Moshe Kasher is a comedian who was born on July 6, 1979. Soon after his birth in Queens to Jewish and deaf parents, Moshe Kasher’s mother whisked him and his older brother away from their abusive father to Oakland under the guise of a vacation. They moved in with his grandmother, who had similarly left her husband. Kasher went on to spend his formative years in Oakland and often references his hometown experiences in his comedy.

Being deaf, Kasher’s mother struggled to find a job — a stressor that informed Moshe’s character. He was notoriously difficult as a child. Police officers came to know him by name as he knew theirs. His personality troubled his mother so intensely that she began sending him to therapy when he was only four years old. As a thirteen-year-old, he attended four different types of therapy eight times a week at the UCSF Center of Deafness: individual therapy, behavioral counseling, group therapy, and family therapy.

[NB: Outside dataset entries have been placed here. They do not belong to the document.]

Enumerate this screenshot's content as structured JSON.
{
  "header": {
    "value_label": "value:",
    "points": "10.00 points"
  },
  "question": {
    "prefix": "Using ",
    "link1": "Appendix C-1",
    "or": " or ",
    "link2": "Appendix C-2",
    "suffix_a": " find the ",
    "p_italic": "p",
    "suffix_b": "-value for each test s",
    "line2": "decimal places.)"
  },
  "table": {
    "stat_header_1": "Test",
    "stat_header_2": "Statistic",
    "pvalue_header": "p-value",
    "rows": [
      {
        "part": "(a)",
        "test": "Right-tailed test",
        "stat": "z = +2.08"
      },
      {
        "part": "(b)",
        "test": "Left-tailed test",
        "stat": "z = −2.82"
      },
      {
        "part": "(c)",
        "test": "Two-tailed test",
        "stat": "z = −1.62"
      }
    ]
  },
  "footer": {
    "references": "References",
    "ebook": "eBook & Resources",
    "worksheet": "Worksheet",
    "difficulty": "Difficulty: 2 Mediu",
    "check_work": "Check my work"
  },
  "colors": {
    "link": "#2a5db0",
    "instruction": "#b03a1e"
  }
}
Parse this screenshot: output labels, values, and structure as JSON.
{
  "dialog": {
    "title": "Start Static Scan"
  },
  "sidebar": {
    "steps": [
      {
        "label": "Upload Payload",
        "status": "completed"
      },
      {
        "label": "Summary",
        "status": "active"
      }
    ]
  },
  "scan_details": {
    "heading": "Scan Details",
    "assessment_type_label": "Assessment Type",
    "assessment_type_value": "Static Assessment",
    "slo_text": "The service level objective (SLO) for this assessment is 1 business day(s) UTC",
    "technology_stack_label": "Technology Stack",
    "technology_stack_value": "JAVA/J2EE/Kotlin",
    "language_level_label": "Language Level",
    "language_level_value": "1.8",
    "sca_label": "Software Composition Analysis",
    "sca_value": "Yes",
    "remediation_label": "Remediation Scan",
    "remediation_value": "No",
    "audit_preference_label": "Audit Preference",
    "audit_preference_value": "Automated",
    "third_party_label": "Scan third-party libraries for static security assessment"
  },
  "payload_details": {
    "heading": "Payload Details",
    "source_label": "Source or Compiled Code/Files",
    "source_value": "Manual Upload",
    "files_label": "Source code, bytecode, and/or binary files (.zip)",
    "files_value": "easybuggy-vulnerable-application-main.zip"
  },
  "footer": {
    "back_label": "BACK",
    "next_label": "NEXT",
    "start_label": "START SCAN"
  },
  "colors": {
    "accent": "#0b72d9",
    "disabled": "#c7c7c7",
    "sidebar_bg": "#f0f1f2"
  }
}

By the age of twelve, Kasher found himself addicted to cigarettes and cannabis and consistently took acid at thirteen. He failed middle school three consecutive times while using drugs to escape an all-consuming existential crisis. Self-described as one of the only white kids in the various public schools he attended, Kasher cites his racially, socially, and culturally diverse peer group as an influence on his work. Many of those who became his friends were fellow rule breakers and addicts. Kasher spent a considerable amount of time at the Rockridge BART Station, often smoking and drinking near there with friends. Eventually, he began stealing things from his home so that he could afford drugs.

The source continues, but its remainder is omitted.